Monday, February 20, 2012
You expect me to put lipstick on this pig?
It's true: I cannot be saved. I skulk in the shadows, pale-faced, red-eyed, a member of fashionably damned. It's true that I'm not working a traditional job today, and that pretty much my only obligations are to practice, write a concert preview, and watch the Downton Abbey Christmas Special. But if I were to leave the house, probably the only concession I'd make to fashion would be to trade the stretchy palazzos for cargo pants. I'm so far from working it I might as well work out.
I've written about my card-carrying schlubhood before. I bring it up again because a fellow blogger pointed me toward this, in which two women actually make a 60-day "project" out of a (lack of-)grooming regimen I've undertaken virtually every day of my adult life. I should note that these women are still, during their 60-day primping fast, blow drying, whereas I have not owned a blow dryer since 1992.
Suddenly foregrounded, the distance between my normal and everyone else's normal seems disturbingly vast, a continent of serums and straighteners and, god forbid, spanx.
There's an elephantine helping of laziness at work here: maintaining one's appearance to the specifications of contemporary womanhood takes WORK, and I have long resented work that doesn't come with the prospect of remuneration, monetary or otherwise. This will shock you, but I find I receive the same hourly rate for doing work with frizzy hair than I would if I were to break out the John Frieda. I have yet to lose a friendship over my lack of lip liner. Nor do I find my inability to attract men to be particularly onerous, given that my husband is due home at 6:00.

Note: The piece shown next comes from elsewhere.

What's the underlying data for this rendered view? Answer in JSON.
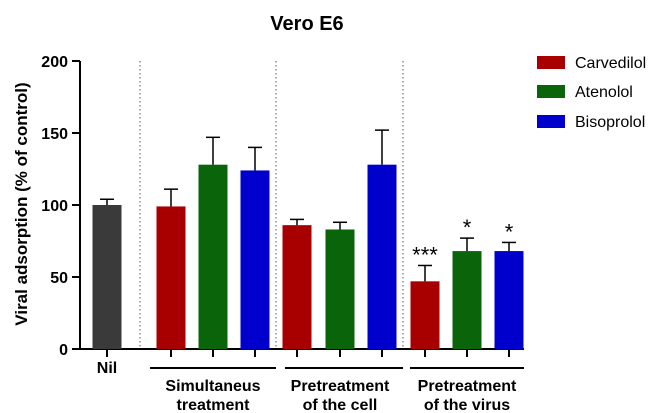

But there's also, it must be admitted, a tiny fillip of shame to my endeavor -or rather, my lack of endeavor. The truth is that sometime, a long time ago, I gave up on beauty. All of us, as teenagers, wanted to be beautiful/sexy/wanted. And when it dawned on me in high school that none of this was going to come easily to me, I decided to give sexiness a big fat screw you and got on with the reading of books.
Why try, if you can't succeed?
It's this tiny chunk, this splinter of why I don't dress nicely and do my hair, that makes me think I should start. I'm pretty clear now on the fact that trying -in all fields of endeavor- should be divorced from any notion of success. Trying is important. It's the bulk of what fills our days, excepting the TV watching and Internet surfing. If we don't try, we pretty much just end up watching reality television and eating Cheetos.
Success is two minutes and a cake Trying is a lifetime. And I'd hate to continue living my life according to a maxim (see above) in which I no longer believe.
So we'll see. There's also that whole laziness bit. Which I may, in fact, be too lazy to try to combat.